Moreh Maru (English: Moreh Tablet) is a 2016 Manipuri comedy film directed by O. Gautam and written by Laishram Santosh. It stars Gurumayum Bonny, Bala Hijam, Mukabala (Loya) Maibam and Roshan Pheiroijam in the lead roles. Moreh Maru was premiered at MSFDS on 26 October 2016, and released on 27 October 2016 at Bhagyachandra Open Air Theatre (BOAT), Palace Compound, Imphal. The film was also screened at Shankar Lal Auditorium, Delhi University, New Delhi, on 6 November 2016. This film is a sequel to the 2013 hit Manipuri film Beragee Bomb. The film was screened at Usha Cinema, Paona Bazar from 31 December 2016, but the film didn't run long in the theatre due to piracy issues. The DVDs of the film were released on 13 January 2017.

==Plot==
The story revolves around a drug dealer (Bonny) who is facing post accidental bomb blast injury crisis and the revenge he wants to take to his enemy, related to the bomb blast. Two broken hearted fellow (Mukabala & Roshan) falls to the trap of Bonny on the day of eloping Manipuri film star Bala. Mukabala happens to take drug that is indirectly supplied by Bonny due to some challenges with his peer member. His drugs' chemical reaction leads to fantasizing about different super heroes and Bala, the film star. He is also blinded with the situation happening around and stealing of sub inspector's (Prem Sharma) gun during frisking. Prem Sharma faces a major challenge of losing his gun and suspension from his job. He starts his journey to find Mukabala. On the other side, Roshan is nowhere to be found after the night of eloping with Bala. Bala and Mukabala drive out to find Roshan. Mukabala, haunted by his memory and the problems he has created during that previous night, aimlessly starts walking to find Roshan. The story is intermingled with the given above characters and their hope to solve their problems.

==Cast==
- Gurumayum Bonny as Manibabu
- Bala Hijam as Bala
- Roshan Pheiroijam
- Mukabala (Loya) Maibam
- Prasanta Oinam
- Prem Sharma
- Tayenjam Mema
- Idhou
- Govin
- G.S. Nanao
- Ibomcha

==Soundtrack==
Sorri Senjam & Khelen composed the soundtrack for the film and Romi Meitei and Homen D' Wai wrote the lyrics.
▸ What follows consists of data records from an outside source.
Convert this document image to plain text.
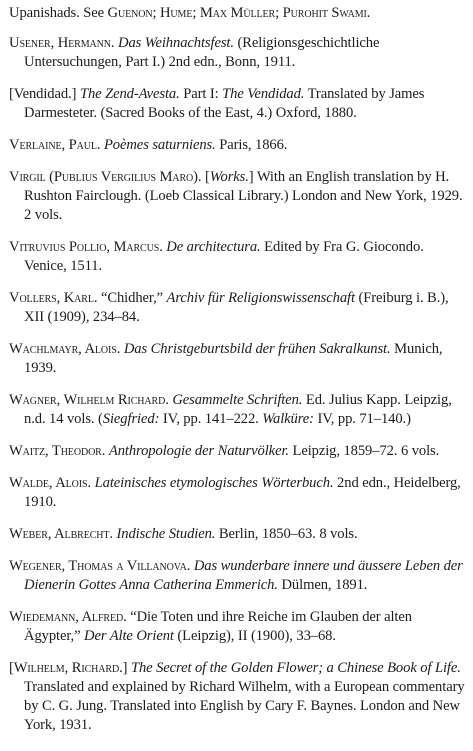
Upanishads. See Guenon; Hume; Max Müller; Purohit Swami.

Usener, Hermann. Das Weihnachtsfest. (Religionsgeschichtliche Untersuchungen, Part I.) 2nd edn., Bonn, 1911.

[Vendidad.] The Zend-Avesta. Part I: The Vendidad. Translated by James Darmesteter. (Sacred Books of the East, 4.) Oxford, 1880.

Verlaine, Paul. Poèmes saturniens. Paris, 1866.

Virgil (Publius Vergilius Maro). [Works.] With an English translation by H. Rushton Fairclough. (Loeb Classical Library.) London and New York, 1929. 2 vols.

Vitruvius Pollio, Marcus. De architectura. Edited by Fra G. Giocondo. Venice, 1511.

Vollers, Karl. “Chidher,” Archiv für Religionswissenschaft (Freiburg i. B.), XII (1909), 234–84.

Wachlmayr, Alois. Das Christgeburtsbild der frühen Sakralkunst. Munich, 1939.

Wagner, Wilhelm Richard. Gesammelte Schriften. Ed. Julius Kapp. Leipzig, n.d. 14 vols. (Siegfried: IV, pp. 141–222. Walküre: IV, pp. 71–140.)

Waitz, Theodor. Anthropologie der Naturvölker. Leipzig, 1859–72. 6 vols.

Walde, Alois. Lateinisches etymologisches Wörterbuch. 2nd edn., Heidelberg, 1910.

Weber, Albrecht. Indische Studien. Berlin, 1850–63. 8 vols.

Wegener, Thomas a Villanova. Das wunderbare innere und äussere Leben der Dienerin Gottes Anna Catherina Emmerich. Dülmen, 1891.

Wiedemann, Alfred. “Die Toten und ihre Reiche im Glauben der alten Ägypter,” Der Alte Orient (Leipzig), II (1900), 33–68.

[Wilhelm, Richard.] The Secret of the Golden Flower; a Chinese Book of Life. Translated and explained by Richard Wilhelm, with a European commentary by C. G. Jung. Translated into English by Cary F. Baynes. London and New York, 1931.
The songs are titled Moreh Maru and Oh Bala Oh Bala.

| No. | Title | Lyrics | Music | Singer(s) | Length |
|---|---|---|---|---|---|
| 1. | "Moreh Maru" | Romi Meitei | Sorri Senjam | Sorri Senjam & Boy Malang | 04:54 |
| 2. | "Oh Bala Oh Bala" | Homen D' Wai | Khelen | Gems Chongtham & Surma Chanu | 05:11 |
| Total length: |  |  |  |  | 10:05 |

==Accolades==

| Award | Category | Winner's name | Result |
|---|---|---|---|
| 6th SSS MANIFA 2017 | Best Make-Up | Russia | Won |

==Promotions==
Moreh Maru was promoted in the Saturday night special edition of Manung Hutna of Impact TV on 22 October 2016, hosted by Raj Nongthombam. Besides this, T-shirts with prints of Moreh Maru posters were also made available to the public prior to the premiere of the movie as a part of the promotion.